Of 777,720 total births in 2011, 84,688 SGA births (10.9%) and 395,760 AGA births (50.8%) were identified. After adjustment for gestational age, the cost for an SGA infant was €2,783 higher than for an AGA infant. The total maternal and infant hospital cost of SGA in France was estimated at 23% the total cost for deliveries. The high cost is explained by higher complication rates, more frequent hospital readmissions and longer lengths of stay.
Being small for gestational age is an independent contributor to 1-year hospital costs for both mothers and infants.
小于胎龄儿(SGA)发生早产相关疾病以及一系列不良围产期结局的风险增加,部分不良结局是由早产所致。我们旨在评估法国SGA婴儿与适于胎龄儿(AGA)从孕期至出生后第一年的花费,并区分早产和胎儿生长对花费的影响。

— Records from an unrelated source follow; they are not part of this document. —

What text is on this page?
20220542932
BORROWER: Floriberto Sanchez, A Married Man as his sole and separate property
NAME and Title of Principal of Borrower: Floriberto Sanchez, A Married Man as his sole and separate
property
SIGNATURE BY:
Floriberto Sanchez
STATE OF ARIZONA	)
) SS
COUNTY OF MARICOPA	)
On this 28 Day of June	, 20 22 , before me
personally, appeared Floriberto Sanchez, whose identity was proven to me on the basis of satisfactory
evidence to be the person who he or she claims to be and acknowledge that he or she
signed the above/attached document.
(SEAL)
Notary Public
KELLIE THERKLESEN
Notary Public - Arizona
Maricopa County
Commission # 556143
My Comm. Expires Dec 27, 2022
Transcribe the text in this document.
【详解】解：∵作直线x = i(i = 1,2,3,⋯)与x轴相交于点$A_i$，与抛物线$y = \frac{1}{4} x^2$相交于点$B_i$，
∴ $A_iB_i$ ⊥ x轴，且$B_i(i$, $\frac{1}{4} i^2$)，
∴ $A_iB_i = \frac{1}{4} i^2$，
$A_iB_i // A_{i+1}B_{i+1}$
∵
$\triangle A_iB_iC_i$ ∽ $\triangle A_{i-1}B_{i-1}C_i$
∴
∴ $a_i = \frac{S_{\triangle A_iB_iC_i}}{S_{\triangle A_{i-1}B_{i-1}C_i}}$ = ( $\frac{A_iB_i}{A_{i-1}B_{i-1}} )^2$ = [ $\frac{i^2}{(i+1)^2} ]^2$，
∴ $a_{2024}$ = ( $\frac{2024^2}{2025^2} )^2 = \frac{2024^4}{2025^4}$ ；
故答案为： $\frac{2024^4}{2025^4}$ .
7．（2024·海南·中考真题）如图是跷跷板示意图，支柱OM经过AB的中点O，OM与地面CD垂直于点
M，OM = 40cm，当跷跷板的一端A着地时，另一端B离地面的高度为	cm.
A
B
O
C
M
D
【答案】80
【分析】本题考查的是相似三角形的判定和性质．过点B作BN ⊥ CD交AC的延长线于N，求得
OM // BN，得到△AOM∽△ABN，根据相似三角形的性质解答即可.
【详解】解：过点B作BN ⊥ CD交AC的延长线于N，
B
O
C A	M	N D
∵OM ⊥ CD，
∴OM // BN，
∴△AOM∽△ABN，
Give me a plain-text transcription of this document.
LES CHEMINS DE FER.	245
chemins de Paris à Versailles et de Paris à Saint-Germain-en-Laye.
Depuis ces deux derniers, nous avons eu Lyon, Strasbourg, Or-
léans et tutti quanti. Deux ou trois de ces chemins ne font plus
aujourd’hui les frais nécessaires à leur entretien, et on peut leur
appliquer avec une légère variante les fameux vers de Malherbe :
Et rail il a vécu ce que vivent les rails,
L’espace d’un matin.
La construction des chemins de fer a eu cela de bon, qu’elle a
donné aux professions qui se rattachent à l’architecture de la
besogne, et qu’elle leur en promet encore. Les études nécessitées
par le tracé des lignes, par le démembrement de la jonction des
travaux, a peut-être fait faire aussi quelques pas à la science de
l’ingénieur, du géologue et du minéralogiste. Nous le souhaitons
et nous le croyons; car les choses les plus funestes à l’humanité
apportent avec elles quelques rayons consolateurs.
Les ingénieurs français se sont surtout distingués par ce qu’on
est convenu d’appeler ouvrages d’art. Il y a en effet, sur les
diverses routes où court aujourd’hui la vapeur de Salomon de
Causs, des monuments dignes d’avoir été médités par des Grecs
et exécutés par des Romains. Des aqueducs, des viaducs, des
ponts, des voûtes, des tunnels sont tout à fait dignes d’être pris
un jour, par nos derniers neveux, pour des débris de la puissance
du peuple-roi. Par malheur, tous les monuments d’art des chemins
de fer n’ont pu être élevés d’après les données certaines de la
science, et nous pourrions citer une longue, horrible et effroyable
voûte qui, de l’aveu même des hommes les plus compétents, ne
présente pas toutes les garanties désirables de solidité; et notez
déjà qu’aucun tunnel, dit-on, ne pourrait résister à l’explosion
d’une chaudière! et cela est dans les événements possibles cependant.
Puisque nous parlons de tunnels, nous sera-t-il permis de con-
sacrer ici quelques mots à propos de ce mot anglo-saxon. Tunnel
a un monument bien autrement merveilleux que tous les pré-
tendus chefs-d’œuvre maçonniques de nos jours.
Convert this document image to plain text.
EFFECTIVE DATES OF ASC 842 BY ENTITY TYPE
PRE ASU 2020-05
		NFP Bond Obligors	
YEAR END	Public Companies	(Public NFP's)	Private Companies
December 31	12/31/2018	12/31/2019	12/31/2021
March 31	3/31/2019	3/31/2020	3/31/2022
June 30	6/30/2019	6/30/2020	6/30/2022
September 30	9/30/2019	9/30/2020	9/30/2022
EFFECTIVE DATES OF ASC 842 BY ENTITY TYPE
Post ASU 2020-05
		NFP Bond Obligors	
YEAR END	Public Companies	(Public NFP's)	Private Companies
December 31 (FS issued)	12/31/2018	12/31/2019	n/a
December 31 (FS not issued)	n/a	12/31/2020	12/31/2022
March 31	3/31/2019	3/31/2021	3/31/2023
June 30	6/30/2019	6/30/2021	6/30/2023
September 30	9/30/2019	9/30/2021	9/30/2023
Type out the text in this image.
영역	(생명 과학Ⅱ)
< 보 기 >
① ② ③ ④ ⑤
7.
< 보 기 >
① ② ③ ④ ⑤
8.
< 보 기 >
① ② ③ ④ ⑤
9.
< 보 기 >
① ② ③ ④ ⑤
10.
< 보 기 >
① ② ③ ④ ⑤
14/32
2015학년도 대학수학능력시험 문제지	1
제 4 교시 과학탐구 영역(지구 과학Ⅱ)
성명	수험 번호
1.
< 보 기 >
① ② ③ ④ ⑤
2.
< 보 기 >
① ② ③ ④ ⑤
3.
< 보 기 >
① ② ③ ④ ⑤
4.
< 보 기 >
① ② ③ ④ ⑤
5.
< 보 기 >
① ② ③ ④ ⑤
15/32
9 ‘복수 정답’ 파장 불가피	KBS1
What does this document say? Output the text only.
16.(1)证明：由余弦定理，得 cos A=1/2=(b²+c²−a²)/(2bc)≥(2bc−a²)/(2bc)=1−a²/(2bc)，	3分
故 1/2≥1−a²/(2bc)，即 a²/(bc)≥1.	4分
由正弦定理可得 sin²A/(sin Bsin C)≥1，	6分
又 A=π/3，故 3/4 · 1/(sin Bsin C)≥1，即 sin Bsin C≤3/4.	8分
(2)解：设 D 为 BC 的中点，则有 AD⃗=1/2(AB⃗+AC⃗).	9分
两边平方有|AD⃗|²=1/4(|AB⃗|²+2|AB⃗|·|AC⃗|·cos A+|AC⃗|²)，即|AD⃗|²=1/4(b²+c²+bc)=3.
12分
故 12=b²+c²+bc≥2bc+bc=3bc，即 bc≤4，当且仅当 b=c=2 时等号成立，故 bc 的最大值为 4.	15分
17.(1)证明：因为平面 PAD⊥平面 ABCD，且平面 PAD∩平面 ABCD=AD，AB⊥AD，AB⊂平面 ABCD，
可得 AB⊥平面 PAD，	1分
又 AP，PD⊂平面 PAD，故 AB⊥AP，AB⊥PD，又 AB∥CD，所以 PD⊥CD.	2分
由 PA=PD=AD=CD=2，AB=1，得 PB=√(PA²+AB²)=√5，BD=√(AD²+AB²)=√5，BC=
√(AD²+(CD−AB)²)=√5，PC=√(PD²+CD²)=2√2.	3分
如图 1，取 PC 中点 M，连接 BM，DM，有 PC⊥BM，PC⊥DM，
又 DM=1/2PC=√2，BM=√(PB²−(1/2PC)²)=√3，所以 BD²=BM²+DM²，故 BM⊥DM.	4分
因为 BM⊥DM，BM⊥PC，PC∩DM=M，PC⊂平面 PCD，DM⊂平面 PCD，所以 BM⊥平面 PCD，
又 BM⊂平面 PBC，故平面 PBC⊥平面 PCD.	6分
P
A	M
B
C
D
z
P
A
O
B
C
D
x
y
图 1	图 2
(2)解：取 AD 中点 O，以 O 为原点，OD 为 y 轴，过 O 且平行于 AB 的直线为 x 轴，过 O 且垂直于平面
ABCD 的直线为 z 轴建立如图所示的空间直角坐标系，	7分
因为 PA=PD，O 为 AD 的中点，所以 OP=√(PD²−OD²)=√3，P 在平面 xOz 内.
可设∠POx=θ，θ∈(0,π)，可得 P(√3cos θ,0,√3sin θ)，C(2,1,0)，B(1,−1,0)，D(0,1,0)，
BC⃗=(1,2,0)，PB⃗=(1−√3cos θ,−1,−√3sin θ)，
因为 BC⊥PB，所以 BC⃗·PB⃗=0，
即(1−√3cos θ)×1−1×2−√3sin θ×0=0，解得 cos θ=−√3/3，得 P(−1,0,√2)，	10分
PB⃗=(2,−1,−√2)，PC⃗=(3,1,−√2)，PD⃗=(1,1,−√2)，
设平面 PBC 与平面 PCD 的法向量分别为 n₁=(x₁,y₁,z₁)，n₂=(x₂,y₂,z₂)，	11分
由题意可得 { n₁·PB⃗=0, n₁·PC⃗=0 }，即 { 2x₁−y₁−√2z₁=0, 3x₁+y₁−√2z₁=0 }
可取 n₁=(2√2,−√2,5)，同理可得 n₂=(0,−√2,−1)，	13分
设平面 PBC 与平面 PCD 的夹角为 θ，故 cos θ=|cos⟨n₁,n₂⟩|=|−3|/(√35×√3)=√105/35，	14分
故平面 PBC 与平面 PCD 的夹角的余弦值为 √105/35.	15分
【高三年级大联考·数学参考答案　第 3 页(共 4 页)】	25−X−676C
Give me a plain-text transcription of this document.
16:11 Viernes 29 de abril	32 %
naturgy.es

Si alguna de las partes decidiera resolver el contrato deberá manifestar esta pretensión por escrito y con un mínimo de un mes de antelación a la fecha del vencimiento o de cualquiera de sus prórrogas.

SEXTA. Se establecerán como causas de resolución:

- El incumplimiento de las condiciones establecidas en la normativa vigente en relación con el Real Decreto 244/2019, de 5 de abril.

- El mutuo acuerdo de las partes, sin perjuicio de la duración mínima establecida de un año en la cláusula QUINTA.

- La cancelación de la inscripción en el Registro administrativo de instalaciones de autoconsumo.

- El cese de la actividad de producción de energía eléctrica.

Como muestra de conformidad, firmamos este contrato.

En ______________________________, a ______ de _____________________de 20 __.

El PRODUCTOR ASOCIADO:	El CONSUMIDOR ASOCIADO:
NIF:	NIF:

这是一项基于人群的横断面研究,使用法国公立和私立医院的全国住院数据。SGA婴儿定义为出生体重低于根据胎儿性别调整后的法国子宫内生长曲线第10百分位数的新生儿。AGA婴儿定义为出生体重在第25至第75百分位数之间的新生儿。所有分娩均选自2011年1月1日至2011年12月31日。从医院角度,使用诊断相关组和法国国家成本研究计算母亲和儿童的费用。从数据库中提取医院结局,并按胎龄和分娩方式进行比较。
2011年共777,720例分娩,其中84,688例(10.9%)为SGA分娩,395,760例(50.8%)为AGA分娩。调整胎龄后,SGA婴儿的花费比AGA婴儿高2,783欧元。法国SGA母婴住院总费用估计占分娩总费用的23%。高费用是由更高的并发症发生率、更频繁的再次入院和更长的住院时间所致。
小于胎龄是导致母亲和婴儿1年住院费用增加的独立因素。